Un employé de l’entreprise qui accueille un stagiaire est désigné pour "encadrer" l’apprenti. La tâche de ce responsable de stage est de présenter au stagiaire tout ce qui est nécessaire à l’accomplissement de sa mission, dans le strict respect des consignes de sécurité et d’organisation du service :
horaires à respecter officiellement (et officieusement)
organigramme de la société et du service accueillant le stagiaire
locaux dont l’accès est autorisé au stagiaire
moyens mis à disposition (ordinateur, photocopieuse, machine à café, self...)
Le responsable de stage, tel Yoda avec ses apprentis Jedi, présente le stagiaire à ses collègues. C’est ainsi que le jeune informaticien en devenir côtoie pour la première fois la fine fleur de l’informatique de l’entreprise. Il rencontre un florilège de spécialistes, tous plus ouverts et accueillants les uns que les autres, prêts à l’aider après toutes les réunions, les travaux ultra-urgents et les dossiers à terminer.

- C’est toujours un plaisir d’être bien accueilli pendant un stage.
Chacun des employés présentés au stagiaire l’encourage par des grognements et des sourires figés et prétextant une réunion prioritaire, un travail à finir ou même un enfant malade à chercher à l’école écourtera l’entretien avant même la première question posée.
Le maître mot de l’apprenti effectuant un stage en entreprise est : Adaptation.
Le stagiaire doit apprendre puis maîtriser les us et coutumes de l’entreprise qui l’accueille. Cela demande une période d’apprentissage approfondie (largement encouragée par le responsable du stage qui se voit ainsi un peu soulagé du fardeau).
L’apprenti est donc plongé dans un milieu étranger, vite isolé et sans consigne claire, avec pour seule connaissance le savoir enseigné par son école, largement inadapté à cette épreuve qui demande avant tout de la patience.
Au bout de quelques jours (voire de semaines dans le pire des cas), l’apprenti connaitra les moindres recoins de la caféteria, du local à photocopieuse, aura surfé des heures durant sur internet et lié connaissance avec d’autres stagiaires aussi occupés que lui.

- L’endroit stratégique que tout stagiaire connait.
Grâce aux quelques conseils de son responsable, cherchant peut être par là à étudier ses réactions face à des décisions surprenantes, le stagiaire pourra commencer à lire d’anciens ouvrages, véritables trésors de guerre de la société, farouche gardienne du savoir ancestral de ses dirigeants ("Manuel d’utilisation de MS-DOS 5.0", "La bible du Basic", "Apple II User’s Guide" et même un antique traité de l’informatique des années 70, avec comme illustrations des kaléidoscopes arc-en-ciel).

- Les ouvrages de références sont à la pointe du progrès.
C’est sans compter sur la vivacité d’esprit du responsable qui finira enfin par donner LE sujet du stage avec des objectifs et quelques moyens adaptés au stagiaire afin qu’il puisse élaborer sinon un quelconque travail utile à la société, au moins un rapport de stage de plus de dix pages.
Mais, quelque soit le sujet donné, l’important n’est pas là.
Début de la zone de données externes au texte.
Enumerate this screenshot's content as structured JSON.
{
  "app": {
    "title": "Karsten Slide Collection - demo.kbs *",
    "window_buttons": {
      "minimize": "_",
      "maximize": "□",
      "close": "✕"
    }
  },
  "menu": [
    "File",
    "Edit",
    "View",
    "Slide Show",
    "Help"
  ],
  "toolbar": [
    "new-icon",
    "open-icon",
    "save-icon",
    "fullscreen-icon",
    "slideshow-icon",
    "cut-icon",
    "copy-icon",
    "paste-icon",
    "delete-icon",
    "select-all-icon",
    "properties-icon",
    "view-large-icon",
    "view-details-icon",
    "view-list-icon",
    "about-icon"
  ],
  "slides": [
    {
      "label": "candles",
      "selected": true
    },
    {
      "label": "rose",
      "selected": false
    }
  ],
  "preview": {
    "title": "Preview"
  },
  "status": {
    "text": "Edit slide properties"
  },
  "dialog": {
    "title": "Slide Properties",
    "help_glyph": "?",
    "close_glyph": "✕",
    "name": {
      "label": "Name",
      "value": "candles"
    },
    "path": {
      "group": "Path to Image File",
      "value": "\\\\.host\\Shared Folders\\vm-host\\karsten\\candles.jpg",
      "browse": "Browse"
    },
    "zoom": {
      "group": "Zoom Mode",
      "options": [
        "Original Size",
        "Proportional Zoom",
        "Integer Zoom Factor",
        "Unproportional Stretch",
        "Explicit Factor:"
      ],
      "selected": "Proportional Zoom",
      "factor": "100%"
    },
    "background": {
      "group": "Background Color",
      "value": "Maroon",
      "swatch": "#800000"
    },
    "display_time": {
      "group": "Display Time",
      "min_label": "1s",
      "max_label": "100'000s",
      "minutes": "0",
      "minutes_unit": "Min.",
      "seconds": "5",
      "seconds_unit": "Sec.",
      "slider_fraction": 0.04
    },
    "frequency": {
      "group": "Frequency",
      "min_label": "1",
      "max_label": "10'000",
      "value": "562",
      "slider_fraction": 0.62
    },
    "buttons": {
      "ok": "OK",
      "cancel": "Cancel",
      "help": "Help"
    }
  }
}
Il faut que le stagiaire ait appréhendé la complexité de l’entreprise, ait réussi à s’y intégrer. En effet, participer aux pauses-café ou aux pronostics groupés du loto sportif est aussi important que, par exemple, écrire une étude complexe sur un nouveau programme de comptabilité !
Enfin, lorsque le stage se termine, un pot est organisé avec les employés les plus sympas et coopératifs, le maître de stage et les secrétaires (forcément). Le stagiaire remercie tout le monde, donne ses coordonnées (au cas où un poste se présenterait une fois qu’il sera diplômé) et s’excuse également de ne pas avoir atteint tous les objectifs du stage (les sourires se figent alors car tout le monde se demande qui va devoir terminer le boulot)
Il reste donc une étape obligatoire pour terminer l’épopée : réaliser une présentation du stage auprès du jury de l’école. Ce sera l’objet de la prochaine chronique des informaticiens.